当てるのが難しくて。逃がさない距離に、あんたをようやく誘導できて、良かった」


「な!?」

「逃がさないッスからね」

「おま」

 パバトの腕がビキビキと音を立てる。


 槍を握り込み、柄元にあるピンを──



「蛇竜の頭をも吹っ飛ばす最高の爆発、『爆竜撃』……! 一緒に味わうッスよッ!!!」



 ──その起爆(トリガー)ピンを抜いた。



 ◇ ◇ ◇



 ハルルの持つ爆機槍(ボンバルディア)は、一度だけ出来る大技がある。

 それは──実際に竜の頭を吹き飛ばしたことから『爆竜撃』と製作者(ポムッハ)が名付けた。

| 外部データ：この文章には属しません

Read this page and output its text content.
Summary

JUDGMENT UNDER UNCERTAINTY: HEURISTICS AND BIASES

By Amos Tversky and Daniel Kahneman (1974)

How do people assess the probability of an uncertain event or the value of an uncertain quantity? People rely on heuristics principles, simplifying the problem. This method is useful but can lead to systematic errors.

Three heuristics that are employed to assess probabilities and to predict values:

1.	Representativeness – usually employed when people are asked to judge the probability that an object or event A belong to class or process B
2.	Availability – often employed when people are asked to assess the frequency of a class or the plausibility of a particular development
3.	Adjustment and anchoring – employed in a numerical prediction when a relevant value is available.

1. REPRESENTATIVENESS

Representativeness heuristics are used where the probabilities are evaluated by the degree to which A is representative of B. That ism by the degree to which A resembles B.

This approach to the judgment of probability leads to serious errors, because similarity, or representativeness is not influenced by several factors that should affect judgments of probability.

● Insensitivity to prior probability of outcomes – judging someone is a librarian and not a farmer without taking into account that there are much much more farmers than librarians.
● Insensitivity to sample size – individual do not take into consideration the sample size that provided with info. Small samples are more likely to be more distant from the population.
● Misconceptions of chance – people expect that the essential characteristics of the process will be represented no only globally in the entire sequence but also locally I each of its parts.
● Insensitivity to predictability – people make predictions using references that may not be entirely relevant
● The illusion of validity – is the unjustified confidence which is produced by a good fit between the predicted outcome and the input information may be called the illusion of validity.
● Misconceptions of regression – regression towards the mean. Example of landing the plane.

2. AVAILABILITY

 大層な名前を付けられたその大技の正体は──誤爆。大失敗(ショート)による誤爆発だ。


 魔法機構(マジックサーキット)と爆発機能を混線させることにより、槍は異常発熱と制御機能が無限ループする。

 槍の中に爆発とそれを押さえる機能が同時に集積。一瞬で槍本体が耐えられなくなる程の爆発力(それ)を蓄積し、限界を超えることで放たれる一撃。

 それは、小さな家を一軒吹き飛ばす程の大爆発となる。




 極限まで白い発光。音を超えた爆音。

 あまりの爆風だったが、間一髪、ガーはハッチとルキを抱えて岩壁の隙間に入っていた。



「ハルルッス!」

 燃え盛る爆心地。超大なスプーンで抉ったように大穴が空いている。

 ガーが叫び駆け寄った相手は──意識が無かった。

 だが、良かった。見た目、怪我が少ない。

(ハルルの体が濡れてる? なんだ、爆風から何か、身を守ったのか? でも、この右腕だけはマジでヤバそうだ。焼け方が……なんだよこれ)


 その腕は赤黒く腫れあがっている。炭のようだ。

(奇跡、か? あんな炎の中で右腕だけで済むなんて。いや……これは、流石に魔法、か?)


「……すまない。ボクが、いながら」


 声がした。

 地面を這う、紫の長い髪の女性。賢者ルキだ。

「ルキさんが、守ったんですか……?」

「ああ……だが、ボクの魔法でも守り切れない火力だった。右腕は、早く処置しないと……。

間に合って、良かった……っ。まったく、あんな爆発、至近距離でやるなんて……

この子は、本当に……アイツの弟子らしい……」

 ルキが微笑んだ、まさにその時──

 



「火で炙るのは……ぶひゅ……そういえば、最近、やってなかったなァ……」




 爆炎の向こう側。

 右腕と、頭。


「あ、あの爆発で、まだっ」


 肩のあるべき場所に頭を乗せて、最早胴体と呼ぶべき場所がない男。

 ただ、着実に胴体のようなものが再生されていく。

 死体(ゾンビ)のようなパバトが、血走った眼で蠢いた。



「ぶひゅ……僕朕(ぼくちん)の体を、ここまで、削り取るなんて。許されない。